At the moment, I will just call it a 'blog'.

Since July, 2016, I have been on what one might call an 'academic hiatus'. Being a doctorate candidate in London, while living and teaching part-time in Sweden, and being a parent, finally took its toll on me. I felt, in lieu of a better word, homeless. I had a home, but I rarely felt present; I had a home institution, but I was rarely there; and I had a part-time job teaching, but my mind was not really there.

Time off and just part-time work has enabled me to recuperate and given me new strength.
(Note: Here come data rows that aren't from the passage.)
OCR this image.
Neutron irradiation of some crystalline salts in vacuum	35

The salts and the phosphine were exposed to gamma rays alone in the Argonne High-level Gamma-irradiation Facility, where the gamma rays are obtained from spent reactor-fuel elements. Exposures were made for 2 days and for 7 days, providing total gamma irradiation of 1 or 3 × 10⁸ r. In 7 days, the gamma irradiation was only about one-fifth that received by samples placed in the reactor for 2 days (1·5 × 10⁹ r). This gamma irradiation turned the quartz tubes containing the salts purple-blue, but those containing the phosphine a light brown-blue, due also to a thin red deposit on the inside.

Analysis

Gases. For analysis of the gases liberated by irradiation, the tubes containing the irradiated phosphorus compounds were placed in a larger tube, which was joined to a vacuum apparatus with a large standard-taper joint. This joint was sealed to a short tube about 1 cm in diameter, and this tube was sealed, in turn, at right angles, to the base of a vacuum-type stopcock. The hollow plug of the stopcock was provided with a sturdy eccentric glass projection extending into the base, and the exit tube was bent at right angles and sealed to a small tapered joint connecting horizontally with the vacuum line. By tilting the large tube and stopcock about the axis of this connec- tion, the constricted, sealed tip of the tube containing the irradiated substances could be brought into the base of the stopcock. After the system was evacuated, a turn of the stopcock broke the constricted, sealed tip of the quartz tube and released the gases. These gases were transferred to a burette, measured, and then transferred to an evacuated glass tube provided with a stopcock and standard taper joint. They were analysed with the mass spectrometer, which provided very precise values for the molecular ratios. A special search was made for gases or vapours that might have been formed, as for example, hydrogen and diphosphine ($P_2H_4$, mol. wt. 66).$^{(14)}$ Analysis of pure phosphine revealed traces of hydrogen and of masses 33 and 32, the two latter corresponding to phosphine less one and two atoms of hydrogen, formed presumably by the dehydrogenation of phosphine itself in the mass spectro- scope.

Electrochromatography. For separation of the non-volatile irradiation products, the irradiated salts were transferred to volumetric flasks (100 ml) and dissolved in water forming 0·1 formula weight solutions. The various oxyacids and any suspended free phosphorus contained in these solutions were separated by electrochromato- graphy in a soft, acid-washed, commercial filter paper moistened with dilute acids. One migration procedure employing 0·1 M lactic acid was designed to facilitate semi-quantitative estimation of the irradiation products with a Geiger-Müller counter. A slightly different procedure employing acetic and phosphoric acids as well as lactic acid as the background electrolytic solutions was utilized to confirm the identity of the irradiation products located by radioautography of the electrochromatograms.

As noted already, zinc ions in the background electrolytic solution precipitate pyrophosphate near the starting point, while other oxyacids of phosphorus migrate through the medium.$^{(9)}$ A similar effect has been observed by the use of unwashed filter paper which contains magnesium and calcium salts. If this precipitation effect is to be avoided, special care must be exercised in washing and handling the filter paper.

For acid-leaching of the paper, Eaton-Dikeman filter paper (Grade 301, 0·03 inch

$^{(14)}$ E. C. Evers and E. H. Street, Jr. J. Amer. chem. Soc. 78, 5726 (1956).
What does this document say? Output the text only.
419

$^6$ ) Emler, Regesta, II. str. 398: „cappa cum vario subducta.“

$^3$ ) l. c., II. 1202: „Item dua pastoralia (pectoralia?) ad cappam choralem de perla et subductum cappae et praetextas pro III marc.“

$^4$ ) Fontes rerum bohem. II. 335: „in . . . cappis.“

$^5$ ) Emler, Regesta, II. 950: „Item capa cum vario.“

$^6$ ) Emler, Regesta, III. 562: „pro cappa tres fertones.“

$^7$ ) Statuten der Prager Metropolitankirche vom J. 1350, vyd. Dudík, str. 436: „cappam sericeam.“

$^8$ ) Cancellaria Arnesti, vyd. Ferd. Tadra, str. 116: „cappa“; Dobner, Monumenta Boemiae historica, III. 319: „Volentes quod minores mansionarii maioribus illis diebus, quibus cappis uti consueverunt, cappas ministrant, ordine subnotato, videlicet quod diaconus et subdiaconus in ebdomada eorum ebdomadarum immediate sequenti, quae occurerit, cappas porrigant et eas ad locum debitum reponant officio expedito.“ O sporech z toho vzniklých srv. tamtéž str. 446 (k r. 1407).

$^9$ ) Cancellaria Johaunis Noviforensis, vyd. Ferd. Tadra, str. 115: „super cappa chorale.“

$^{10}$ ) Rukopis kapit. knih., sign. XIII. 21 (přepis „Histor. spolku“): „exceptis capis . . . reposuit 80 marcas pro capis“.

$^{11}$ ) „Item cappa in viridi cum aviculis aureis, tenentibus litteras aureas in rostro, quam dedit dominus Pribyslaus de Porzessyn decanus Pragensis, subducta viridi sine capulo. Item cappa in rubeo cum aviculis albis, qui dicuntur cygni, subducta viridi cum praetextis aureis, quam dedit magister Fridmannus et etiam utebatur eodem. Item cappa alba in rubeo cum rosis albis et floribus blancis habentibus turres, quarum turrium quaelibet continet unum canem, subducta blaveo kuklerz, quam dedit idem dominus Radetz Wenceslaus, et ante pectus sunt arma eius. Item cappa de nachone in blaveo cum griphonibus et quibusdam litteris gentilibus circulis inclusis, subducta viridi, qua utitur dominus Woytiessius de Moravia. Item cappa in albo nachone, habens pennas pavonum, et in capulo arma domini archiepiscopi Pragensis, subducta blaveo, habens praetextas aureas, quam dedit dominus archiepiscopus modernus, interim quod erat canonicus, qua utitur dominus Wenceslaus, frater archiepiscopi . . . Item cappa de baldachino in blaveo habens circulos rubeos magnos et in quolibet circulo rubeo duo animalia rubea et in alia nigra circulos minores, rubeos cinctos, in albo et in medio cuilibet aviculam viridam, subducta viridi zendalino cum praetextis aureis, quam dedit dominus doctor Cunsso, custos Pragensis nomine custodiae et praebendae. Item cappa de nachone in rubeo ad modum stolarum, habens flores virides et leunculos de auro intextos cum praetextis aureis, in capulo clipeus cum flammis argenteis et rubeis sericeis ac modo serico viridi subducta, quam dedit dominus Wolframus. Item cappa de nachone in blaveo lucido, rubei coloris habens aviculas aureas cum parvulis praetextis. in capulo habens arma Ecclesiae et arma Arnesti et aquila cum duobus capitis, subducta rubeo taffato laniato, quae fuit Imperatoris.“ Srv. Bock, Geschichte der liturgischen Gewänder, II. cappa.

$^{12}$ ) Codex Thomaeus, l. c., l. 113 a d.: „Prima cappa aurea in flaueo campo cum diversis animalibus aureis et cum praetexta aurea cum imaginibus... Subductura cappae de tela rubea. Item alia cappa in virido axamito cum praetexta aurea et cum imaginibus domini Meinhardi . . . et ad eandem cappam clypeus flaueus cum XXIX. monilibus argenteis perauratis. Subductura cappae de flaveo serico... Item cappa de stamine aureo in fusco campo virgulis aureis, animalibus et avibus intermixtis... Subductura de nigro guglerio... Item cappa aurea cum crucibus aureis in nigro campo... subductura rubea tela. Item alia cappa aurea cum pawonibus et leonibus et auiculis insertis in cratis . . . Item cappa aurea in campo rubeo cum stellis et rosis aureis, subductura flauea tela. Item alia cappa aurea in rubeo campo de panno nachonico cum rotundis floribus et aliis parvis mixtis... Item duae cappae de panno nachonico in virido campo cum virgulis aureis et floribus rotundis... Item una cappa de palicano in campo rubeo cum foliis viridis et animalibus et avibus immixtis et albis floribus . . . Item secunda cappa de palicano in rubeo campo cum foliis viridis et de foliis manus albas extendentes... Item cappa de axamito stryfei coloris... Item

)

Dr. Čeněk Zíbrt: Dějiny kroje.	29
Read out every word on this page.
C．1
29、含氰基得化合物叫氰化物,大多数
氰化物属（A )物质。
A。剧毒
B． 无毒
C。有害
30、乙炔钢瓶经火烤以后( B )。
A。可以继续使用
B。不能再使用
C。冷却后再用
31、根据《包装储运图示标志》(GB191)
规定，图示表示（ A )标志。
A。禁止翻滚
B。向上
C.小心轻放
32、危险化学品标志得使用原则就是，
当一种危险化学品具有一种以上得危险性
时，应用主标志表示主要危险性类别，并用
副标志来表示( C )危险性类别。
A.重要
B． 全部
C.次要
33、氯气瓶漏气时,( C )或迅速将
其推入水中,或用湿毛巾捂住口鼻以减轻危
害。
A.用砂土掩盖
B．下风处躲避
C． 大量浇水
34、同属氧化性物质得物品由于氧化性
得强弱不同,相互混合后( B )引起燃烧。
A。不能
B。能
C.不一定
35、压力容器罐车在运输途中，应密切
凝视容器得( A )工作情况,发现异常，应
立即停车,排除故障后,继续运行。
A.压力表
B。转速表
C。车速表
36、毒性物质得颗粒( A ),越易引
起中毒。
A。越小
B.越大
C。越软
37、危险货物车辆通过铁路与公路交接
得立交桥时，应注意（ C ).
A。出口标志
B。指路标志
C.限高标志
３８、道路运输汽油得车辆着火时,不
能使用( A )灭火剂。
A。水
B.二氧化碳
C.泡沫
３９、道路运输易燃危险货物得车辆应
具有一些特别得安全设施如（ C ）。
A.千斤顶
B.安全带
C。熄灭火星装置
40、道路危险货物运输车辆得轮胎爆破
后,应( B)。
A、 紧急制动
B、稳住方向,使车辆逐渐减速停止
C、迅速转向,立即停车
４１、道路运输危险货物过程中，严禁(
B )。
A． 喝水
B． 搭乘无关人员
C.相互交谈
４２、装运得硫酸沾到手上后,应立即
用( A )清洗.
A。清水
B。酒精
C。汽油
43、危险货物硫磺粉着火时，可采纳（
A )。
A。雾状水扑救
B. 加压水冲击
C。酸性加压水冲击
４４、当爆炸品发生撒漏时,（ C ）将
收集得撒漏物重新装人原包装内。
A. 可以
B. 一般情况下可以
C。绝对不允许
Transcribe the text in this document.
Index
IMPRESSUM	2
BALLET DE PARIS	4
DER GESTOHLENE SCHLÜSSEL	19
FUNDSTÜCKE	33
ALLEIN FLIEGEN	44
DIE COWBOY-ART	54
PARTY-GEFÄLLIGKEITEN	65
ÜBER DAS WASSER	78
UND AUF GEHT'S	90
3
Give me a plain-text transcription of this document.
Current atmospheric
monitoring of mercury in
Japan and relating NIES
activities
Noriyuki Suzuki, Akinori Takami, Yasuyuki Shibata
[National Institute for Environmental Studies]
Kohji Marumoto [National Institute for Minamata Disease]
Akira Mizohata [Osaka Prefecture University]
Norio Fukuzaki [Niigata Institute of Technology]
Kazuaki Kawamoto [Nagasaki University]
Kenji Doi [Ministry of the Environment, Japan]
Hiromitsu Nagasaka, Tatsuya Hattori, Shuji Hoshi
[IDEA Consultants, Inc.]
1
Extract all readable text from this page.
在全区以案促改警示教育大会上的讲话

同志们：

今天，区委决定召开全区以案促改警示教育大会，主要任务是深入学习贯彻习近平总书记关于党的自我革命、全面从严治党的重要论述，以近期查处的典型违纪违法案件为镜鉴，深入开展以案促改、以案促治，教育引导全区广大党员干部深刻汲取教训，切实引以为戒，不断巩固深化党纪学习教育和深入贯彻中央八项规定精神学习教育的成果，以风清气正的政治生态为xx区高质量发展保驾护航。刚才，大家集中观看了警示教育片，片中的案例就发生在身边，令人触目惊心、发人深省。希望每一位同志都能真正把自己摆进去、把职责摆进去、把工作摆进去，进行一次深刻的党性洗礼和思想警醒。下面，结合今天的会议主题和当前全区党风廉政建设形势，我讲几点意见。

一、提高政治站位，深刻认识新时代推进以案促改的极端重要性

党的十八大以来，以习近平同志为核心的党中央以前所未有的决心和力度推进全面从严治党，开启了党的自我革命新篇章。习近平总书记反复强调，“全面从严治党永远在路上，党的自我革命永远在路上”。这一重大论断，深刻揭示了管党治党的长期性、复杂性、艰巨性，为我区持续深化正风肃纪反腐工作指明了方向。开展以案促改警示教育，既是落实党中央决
Unfortunately (mostly in regard to my future CV), I do not think I will be able to return to King's College London, what used to be my school, and therefore I have begun new PhD candidate applications, much much closer to home.

So in other words, this blog post is written from the place which is known as in limbo. At my age, I am supposed to be all orderly and have most things figured out. But I have always been a seeker, an adventurer of sorts, and a small part of me enjoys this uncertainty. 

My wish is however, as always, to move into a way of life where my zest for writing and research can somehow be combined with my ever-growing love of photography.


No Rest For the PhD Students

Everywhere I go, I am reminded of the work ahead of me.

At the Jönköping museum I noticed this painting, hanging, despite its size, somewhat hidden.

It is called Utflykt i det gröna (The Luncheon on the Grass), 1972, by Swedish artist Gerhard Nordström (b. 1925). From the suite “Sommaren 1970” (”Summer, 1970"), oil on masonite, 190 x 435 cm.

It is reminiscent of Le Déjeuner sur l'herbe (The Luncheon on the Grass) by Édouard Manet from 1862/1863. To the left of the frame the artist has included victims from the My Lai massacre, something he said he could not leave out of the idyllic scene after hearing about it, and seeing the photographs.

The painting, and its peripheral place in the museum, speaks volumes about memory and forgetting.

A Brief Interlude Between Literature Review and Methodology

Despite my being completely ignorant about all things practical, we (that is my wife and I) are trying to renovate the old house we usually stay in during the summer months.

The task at hand is new floors in the two rooms visible in the photo.

Although far removed from my customary duties – reading and writing about memory –, there are nevertheless distinct similarities which I enjoy immensely. For instance, digging into the ground and uncovering layer upon layer of memories. The remnants of a shoe, an old newspaper, pottery. Hardly archaeological in any real sense, it is however, in principle, not that dissimilar. And it is a welcome, albeit brief, interlude between literature review and methodology.